At the time, I didn’t believe some ghost voice in the water had actually talked to her. Bobbi had a flair for the dramatic. She liked to make things up—to take little bits of truth and embellish them.

“I’m going to California. I’m going to get a small acting role that will lead to a bigger role. I’m going to be famous.”

I asked her about me, wondering what, if any, role I might have in this vision of Bobbi’s future. “What am I supposed to do while you’re off getting famous?” I demanded.

“You’re going to stay here and marry David,” Bobbi said.

I threw down my paintbrush. It was a ridiculous suggestion and I was furious with her.

David was a well-meaning, shy boy I’d dated on and off for years. He lived in Woodstock and had studied art at Yale. I’d relied on him when I needed a date for a party or function, when it was expected that I wouldn’t just show up with Bobbi. Like I said—times were different. People expected a well-rounded young Vassar girl to have a boyfriend. I had David.

Bobbi started going on and on about how perfect David was for me, listing all these reasons. “He’s sweet, his family has money, he’s an artist, and he’s over the moon about you. Just read his letters if you need any reminding.”

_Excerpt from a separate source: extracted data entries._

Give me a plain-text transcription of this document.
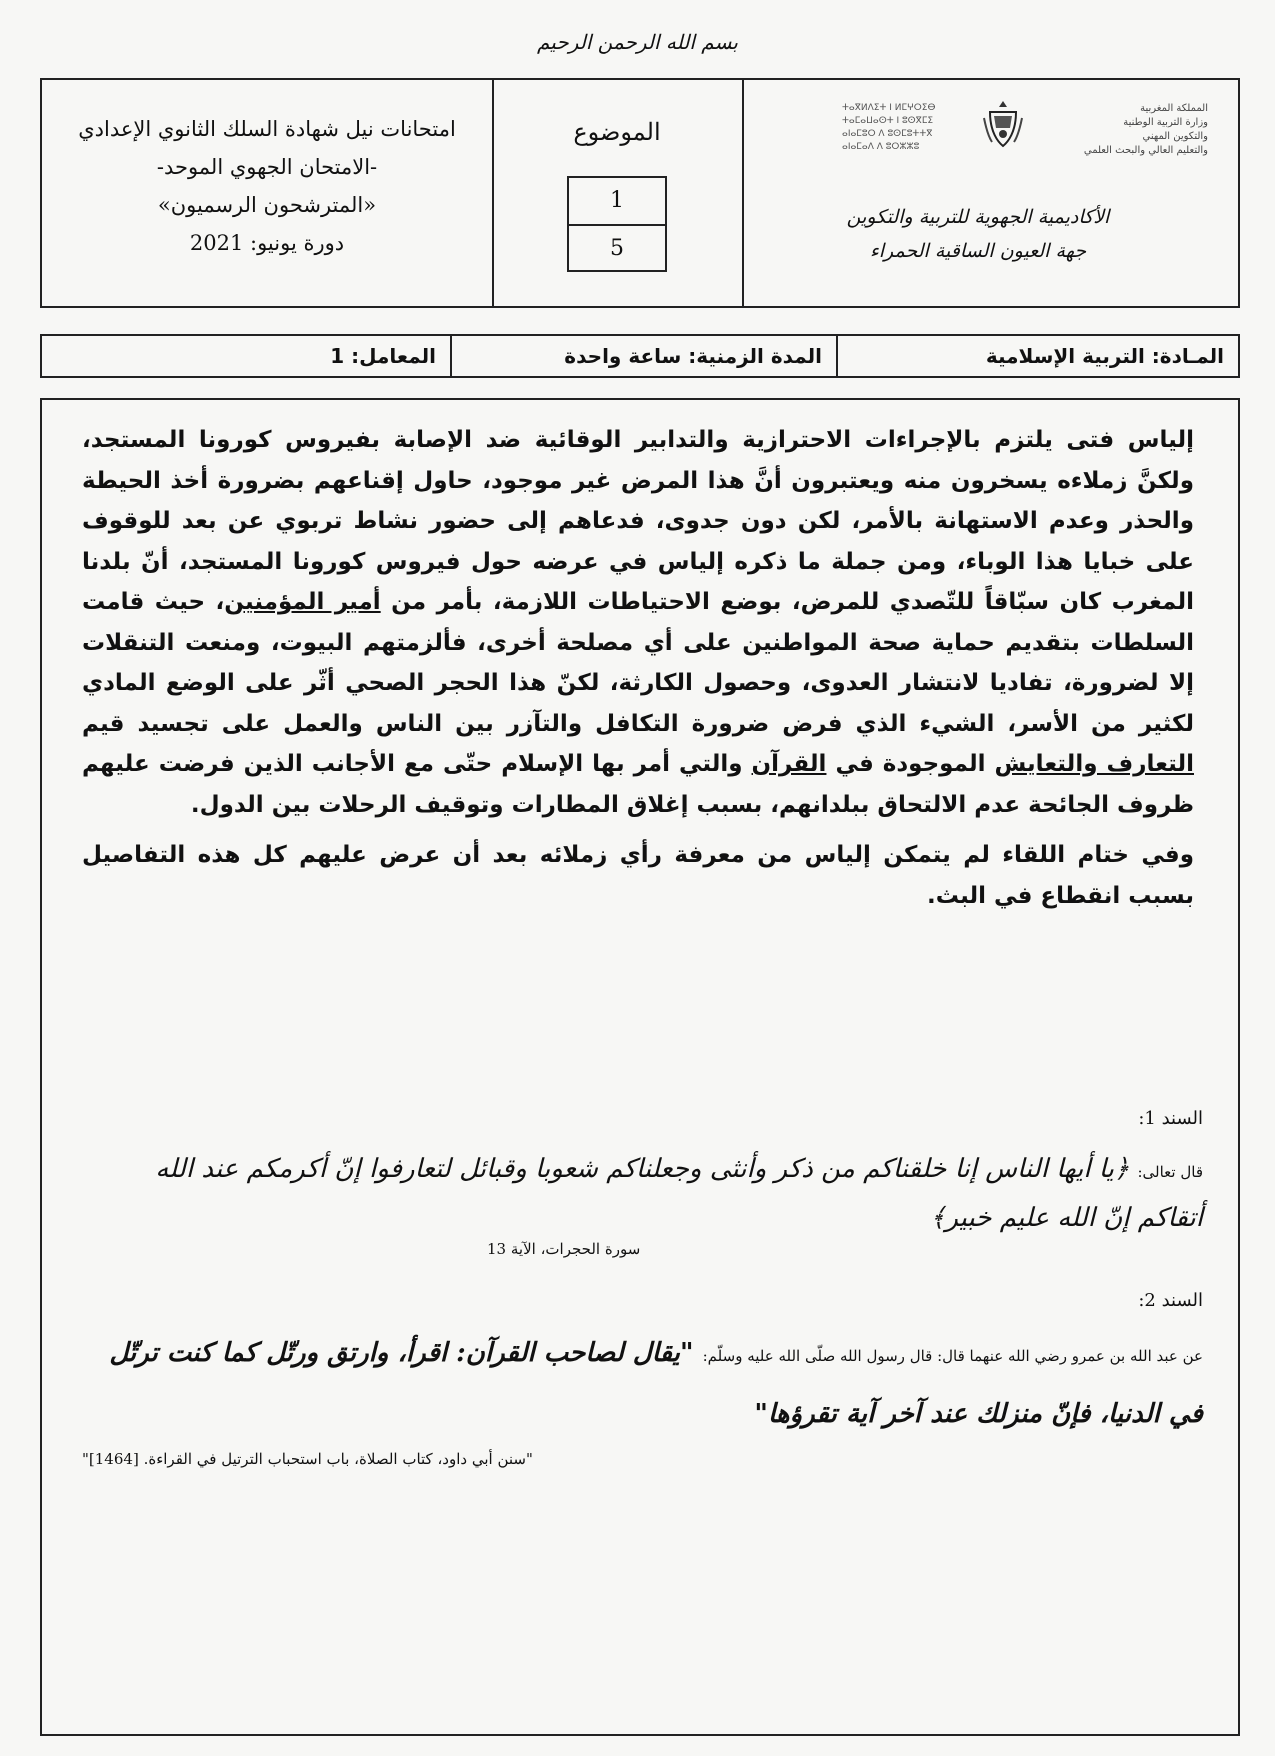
بسم الله الرحمن الرحيم
امتحانات نيل شهادة السلك الثانوي الإعدادي
-الامتحان الجهوي الموحد-
«المترشحون الرسميون»
دورة يونيو: 2021
الموضوع
1
5
ⵜⴰⴳⵍⴷⵉⵜ ⵏ ⵍⵎⵖⵔⵉⴱ
ⵜⴰⵎⴰⵡⴰⵙⵜ ⵏ ⵓⵙⴳⵎⵉ
ⴰⵏⴰⵎⵓⵔ ⴷ ⵓⵙⵎⵓⵜⵜⴳ
ⴰⵏⴰⵎⴰⴷ ⴷ ⵓⵔⵣⵣⵓ
المملكة المغربية
وزارة التربية الوطنية
والتكوين المهني
والتعليم العالي والبحث العلمي
الأكاديمية الجهوية للتربية والتكوين
جهة العيون الساقية الحمراء
المـادة: التربية الإسلامية
المدة الزمنية: ساعة واحدة
المعامل: 1

إلياس فتى يلتزم بالإجراءات الاحترازية والتدابير الوقائية ضد الإصابة بفيروس كورونا المستجد، ولكنَّ زملاءه يسخرون منه ويعتبرون أنَّ هذا المرض غير موجود، حاول إقناعهم بضرورة أخذ الحيطة والحذر وعدم الاستهانة بالأمر، لكن دون جدوى، فدعاهم إلى حضور نشاط تربوي عن بعد للوقوف على خبايا هذا الوباء، ومن جملة ما ذكره إلياس في عرضه حول فيروس كورونا المستجد، أنّ بلدنا المغرب كان سبّاقاً للتّصدي للمرض، بوضع الاحتياطات اللازمة، بأمر من أمير المؤمنين، حيث قامت السلطات بتقديم حماية صحة المواطنين على أي مصلحة أخرى، فألزمتهم البيوت، ومنعت التنقلات إلا لضرورة، تفاديا لانتشار العدوى، وحصول الكارثة، لكنّ هذا الحجر الصحي أثّر على الوضع المادي لكثير من الأسر، الشيء الذي فرض ضرورة التكافل والتآزر بين الناس والعمل على تجسيد قيم التعارف والتعايش الموجودة في القرآن والتي أمر بها الإسلام حتّى مع الأجانب الذين فرضت عليهم ظروف الجائحة عدم الالتحاق ببلدانهم، بسبب إغلاق المطارات وتوقيف الرحلات بين الدول.

وفي ختام اللقاء لم يتمكن إلياس من معرفة رأي زملائه بعد أن عرض عليهم كل هذه التفاصيل بسبب انقطاع في البث.

السند 1:
قال تعالى: ﴿يا أيها الناس إنا خلقناكم من ذكر وأنثى وجعلناكم شعوبا وقبائل لتعارفوا إنّ أكرمكم عند الله أتقاكم إنّ الله عليم خبير﴾
سورة الحجرات، الآية 13
السند 2:
عن عبد الله بن عمرو رضي الله عنهما قال: قال رسول الله صلّى الله عليه وسلّم: "يقال لصاحب القرآن: اقرأ، وارتق ورتّل كما كنت ترتّل في الدنيا، فإنّ منزلك عند آخر آية تقرؤها"
"سنن أبي داود، كتاب الصلاة، باب استحباب الترتيل في القراءة. [1464]"
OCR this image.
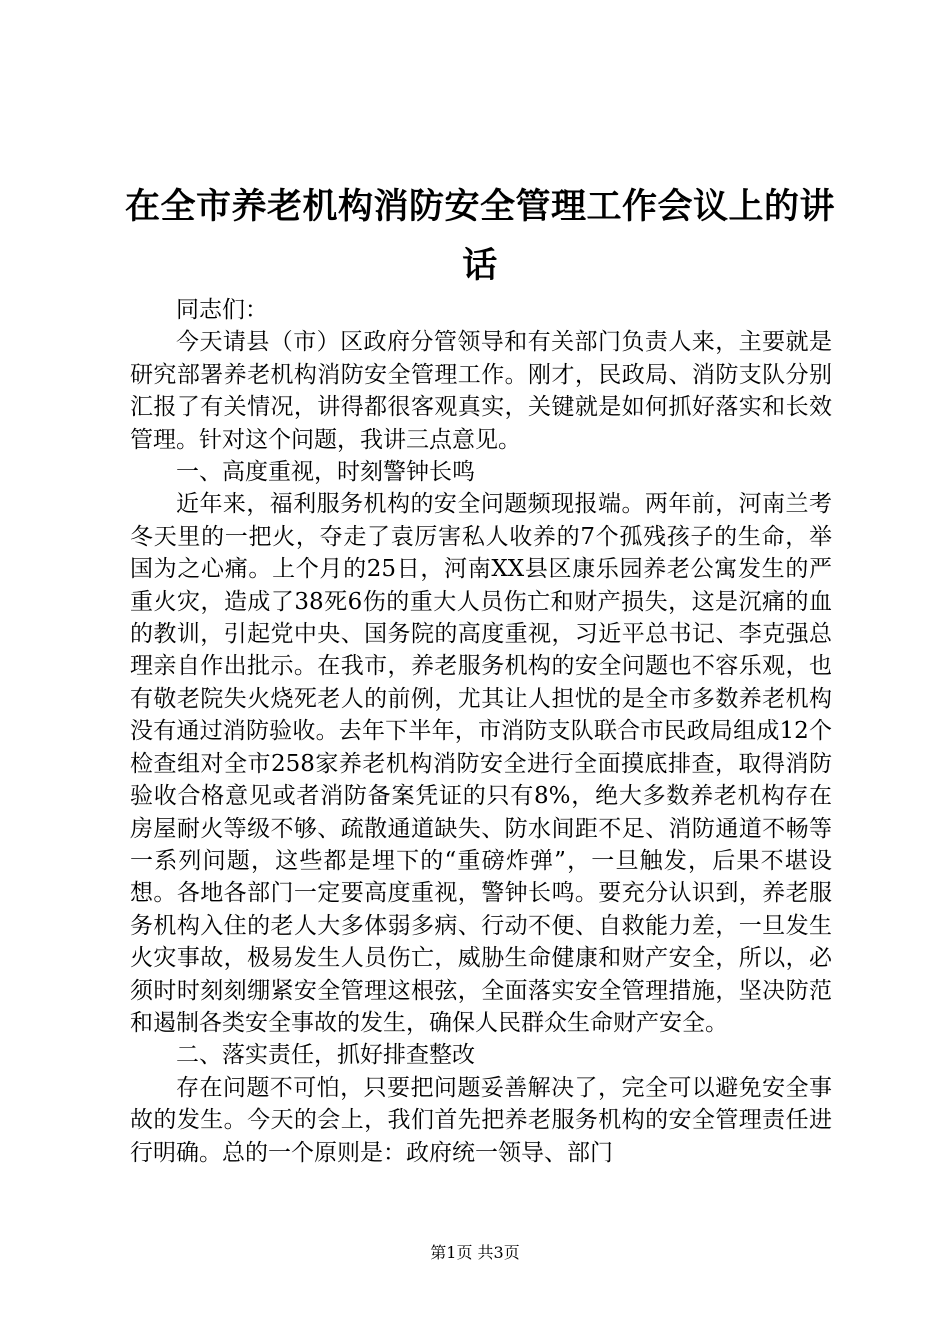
在全市养老机构消防安全管理工作会议上的讲话

同志们：

今天请县（市）区政府分管领导和有关部门负责人来，主要就是研究部署养老机构消防安全管理工作。刚才，民政局、消防支队分别汇报了有关情况，讲得都很客观真实，关键就是如何抓好落实和长效管理。针对这个问题，我讲三点意见。

一、高度重视，时刻警钟长鸣

近年来，福利服务机构的安全问题频现报端。两年前，河南兰考冬天里的一把火，夺走了袁厉害私人收养的7个孤残孩子的生命，举国为之心痛。上个月的25日，河南XX县区康乐园养老公寓发生的严重火灾，造成了38死6伤的重大人员伤亡和财产损失，这是沉痛的血的教训，引起党中央、国务院的高度重视，习近平总书记、李克强总理亲自作出批示。在我市，养老服务机构的安全问题也不容乐观，也有敬老院失火烧死老人的前例，尤其让人担忧的是全市多数养老机构没有通过消防验收。去年下半年，市消防支队联合市民政局组成12个检查组对全市258家养老机构消防安全进行全面摸底排查，取得消防验收合格意见或者消防备案凭证的只有8%，绝大多数养老机构存在房屋耐火等级不够、疏散通道缺失、防水间距不足、消防通道不畅等一系列问题，这些都是埋下的“重磅炸弹”，一旦触发，后果不堪设想。各地各部门一定要高度重视，警钟长鸣。要充分认识到，养老服务机构入住的老人大多体弱多病、行动不便、自救能力差，一旦发生火灾事故，极易发生人员伤亡，威胁生命健康和财产安全，所以，必须时时刻刻绷紧安全管理这根弦，全面落实安全管理措施，坚决防范和遏制各类安全事故的发生，确保人民群众生命财产安全。

二、落实责任，抓好排查整改

存在问题不可怕，只要把问题妥善解决了，完全可以避免安全事故的发生。今天的会上，我们首先把养老服务机构的安全管理责任进行明确。总的一个原则是：政府统一领导、部门

第1页 共3页
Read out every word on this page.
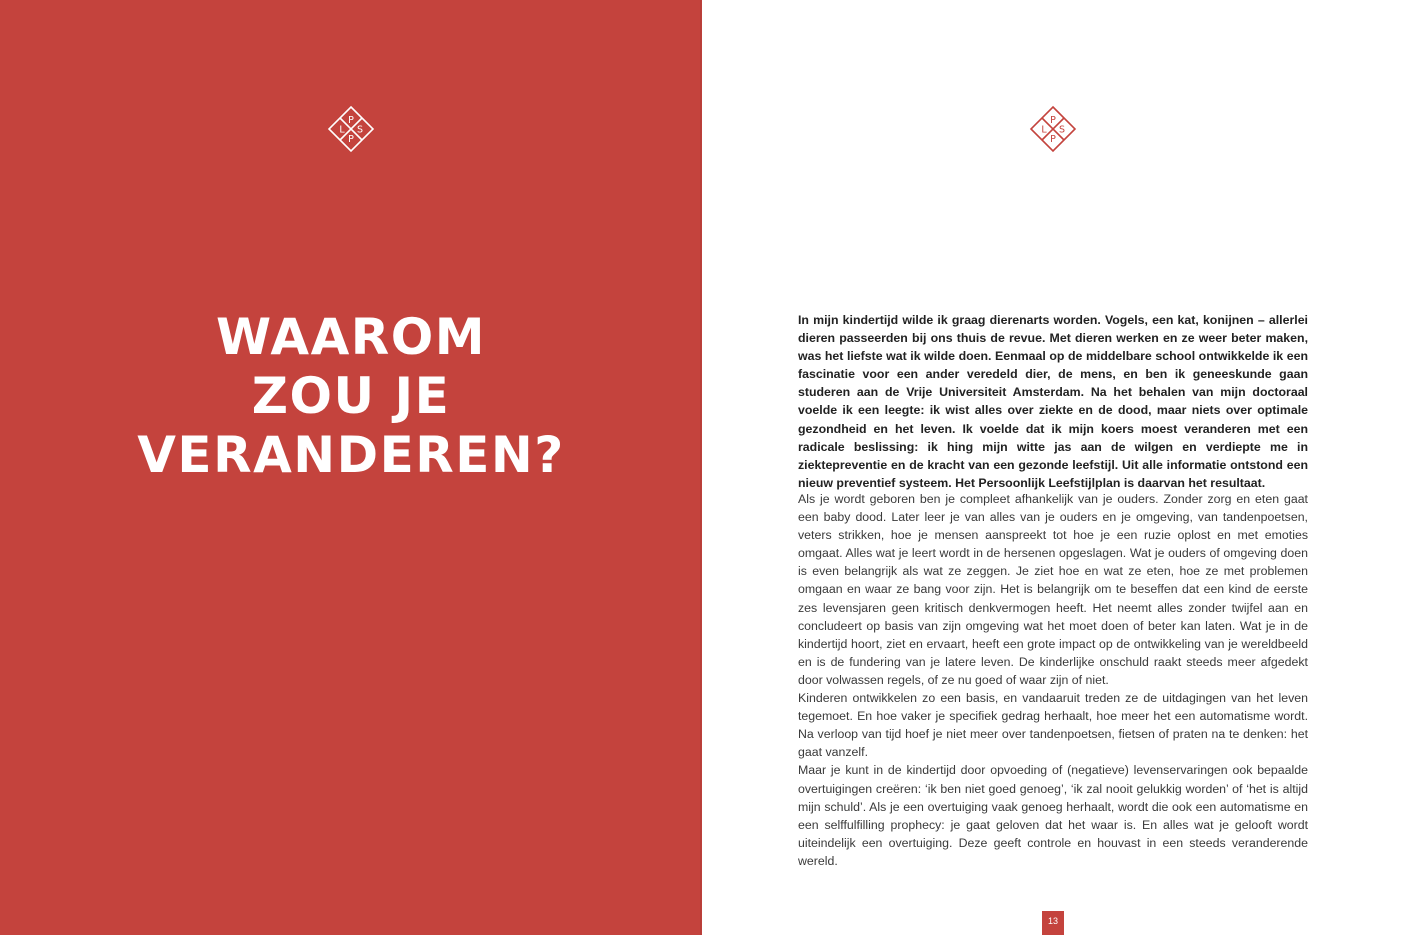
P
L S
P
WAAROM
ZOU JE
VERANDEREN?
P
L S
P
In mijn kindertijd wilde ik graag dierenarts worden. Vogels, een kat, konijnen – allerlei dieren passeerden bij ons thuis de revue. Met dieren werken en ze weer beter maken, was het liefste wat ik wilde doen. Eenmaal op de middelbare school ontwikkelde ik een fascinatie voor een ander veredeld dier, de mens, en ben ik geneeskunde gaan studeren aan de Vrije Universiteit Amsterdam. Na het behalen van mijn doctoraal voelde ik een leegte: ik wist alles over ziekte en de dood, maar niets over optimale gezondheid en het leven. Ik voelde dat ik mijn koers moest veranderen met een radicale beslissing: ik hing mijn witte jas aan de wilgen en verdiepte me in ziektepreventie en de kracht van een gezonde leefstijl. Uit alle informatie ontstond een nieuw preventief systeem. Het Persoonlijk Leefstijlplan is daarvan het resultaat.

Als je wordt geboren ben je compleet afhankelijk van je ouders. Zonder zorg en eten gaat een baby dood. Later leer je van alles van je ouders en je omgeving, van tandenpoetsen, veters strikken, hoe je mensen aanspreekt tot hoe je een ruzie oplost en met emoties omgaat. Alles wat je leert wordt in de hersenen opgeslagen. Wat je ouders of omgeving doen is even belangrijk als wat ze zeggen. Je ziet hoe en wat ze eten, hoe ze met problemen omgaan en waar ze bang voor zijn. Het is belangrijk om te beseffen dat een kind de eerste zes levensjaren geen kritisch denkvermogen heeft. Het neemt alles zonder twijfel aan en concludeert op basis van zijn omgeving wat het moet doen of beter kan laten. Wat je in de kindertijd hoort, ziet en ervaart, heeft een grote impact op de ontwikkeling van je wereldbeeld en is de fundering van je latere leven. De kinderlijke onschuld raakt steeds meer afgedekt door volwassen regels, of ze nu goed of waar zijn of niet.

Kinderen ontwikkelen zo een basis, en vandaaruit treden ze de uitdagingen van het leven tegemoet. En hoe vaker je specifiek gedrag herhaalt, hoe meer het een automatisme wordt. Na verloop van tijd hoef je niet meer over tandenpoetsen, fietsen of praten na te denken: het gaat vanzelf.

Maar je kunt in de kindertijd door opvoeding of (negatieve) levenservaringen ook bepaalde overtuigingen creëren: ‘ik ben niet goed genoeg’, ‘ik zal nooit gelukkig worden’ of ‘het is altijd mijn schuld’. Als je een overtuiging vaak genoeg herhaalt, wordt die ook een automatisme en een selffulfilling prophecy: je gaat geloven dat het waar is. En alles wat je gelooft wordt uiteindelijk een overtuiging. Deze geeft controle en houvast in een steeds veranderende wereld.

13
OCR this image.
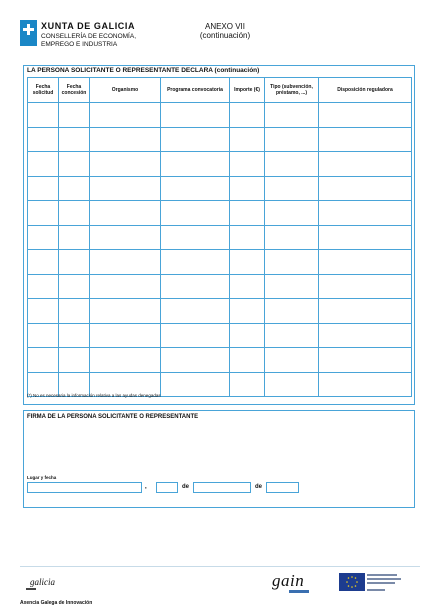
XUNTA DE GALICIA
CONSELLERÍA DE ECONOMÍA,
EMPREGO E INDUSTRIA
ANEXO VII
(continuación)
LA PERSONA SOLICITANTE O REPRESENTANTE DECLARA (continuación)
Fecha solicitud	Fecha concesión	Organismo	Programa convocatoria	Importe (€)	Tipo (subvención, préstamo, ...)	Disposición reguladora

(*) No es necesaria la información relativa a las ayudas denegadas
FIRMA DE LA PERSONA SOLICITANTE O REPRESENTANTE
Lugar y fecha
,	de	de
galicia	gain
Axencia Galega de Innovación
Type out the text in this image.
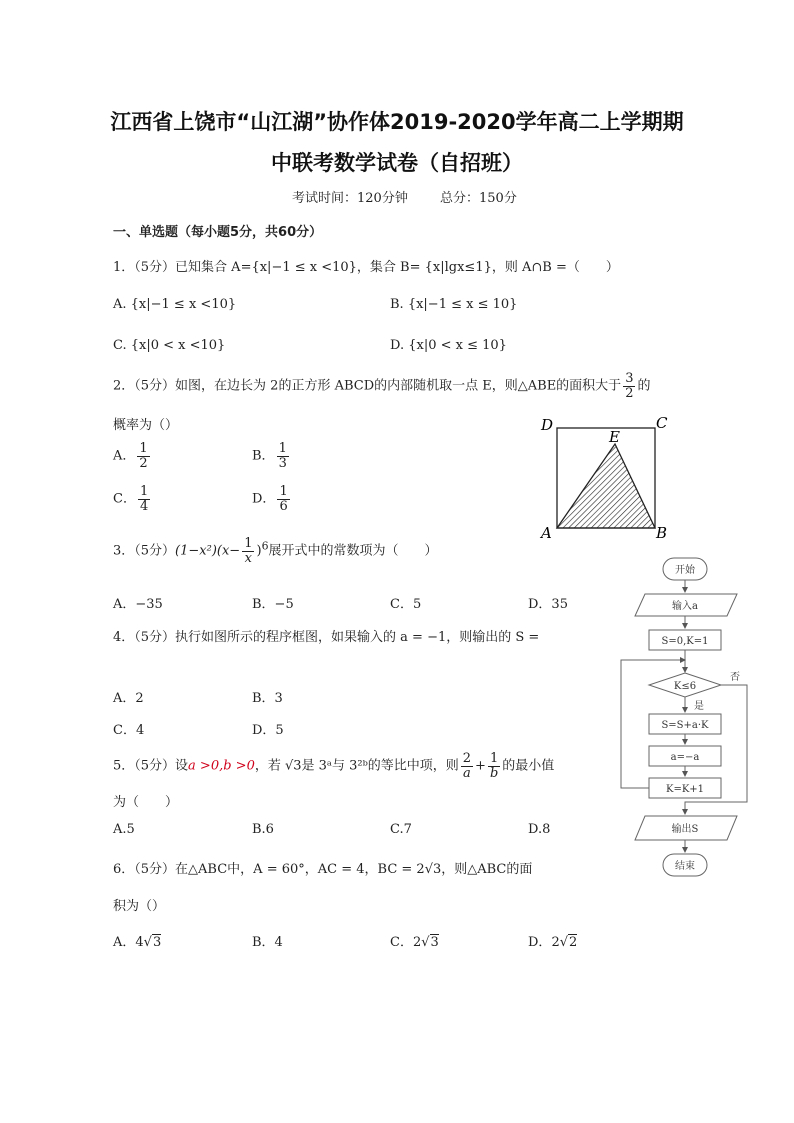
江西省上饶市“山江湖”协作体2019-2020学年高二上学期期
中联考数学试卷（自招班）
考试时间：120分钟 总分：150分
一、单选题（每小题5分，共60分）
1．（5分）已知集合 A={x|−1 ≤ x <10}，集合 B= {x|lgx≤1}，则 A∩B =（　　）
A. {x|−1 ≤ x <10}	B. {x|−1 ≤ x ≤ 10}
C. {x|0 < x <10}	D. {x|0 < x ≤ 10}
2．（5分）如图，在边长为 2的正方形 ABCD的内部随机取一点 E，则△ABE的面积大于 $\frac{3}{2}$ 的
概率为（）
A． $\frac{1}{2}$	B． $\frac{1}{3}$
C． $\frac{1}{4}$	D． $\frac{1}{6}$
D	C
E
A	B
3．（5分）$(1-x^2)(x- \frac{1}{x} )^6$展开式中的常数项为（　　）
A．−35	B．−5	C．5	D．35
4．（5分）执行如图所示的程序框图，如果输入的 a = −1，则输出的 S =
A．2	B．3
C．4	D．5
开始
输入a
S=0,K=1
K≤6
是
否
S=S+a·K
a=−a
K=K+1
输出S
结束
5．（5分）设a >0,b >0，若 √3是 3ᵃ与 3²ᵇ的等比中项，则 $\frac{2}{a} + \frac{1}{b}$ 的最小值
为（　　）
A.5	B.6	C.7	D.8
6．（5分）在△ABC中，A = 60°，AC = 4，BC = 2√3，则△ABC的面
积为（）
A．4√3	B．4	C．2√3	D．2√2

David wrote me a letter every week, professing his love, telling me I was all he thought about, making plans for what we’d do when we were next together: a new restaurant he couldn’t wait to take me to, a tour of art galleries in the city. Bobbi and I had read all his letters together, giggling. “Poor David,” we’d said.

We pitied him. We felt sorry for him and made fun of him. And now here was Bobbi telling me I was supposed to marry him?

“But I don’t love him,” I told her.

“You will,” Bobbi said. “And remember, just because you marry David and decide to love him doesn’t mean you have to stop loving me. Whatever we do, wherever we go, whoever we marry, we’ll always have each other. No one can take that away.”

Then she held up the stone, looked at it, then at me. “You’ll always have my heart,” she said. “And I, yours. And knowing that—it’ll just have to be enough.”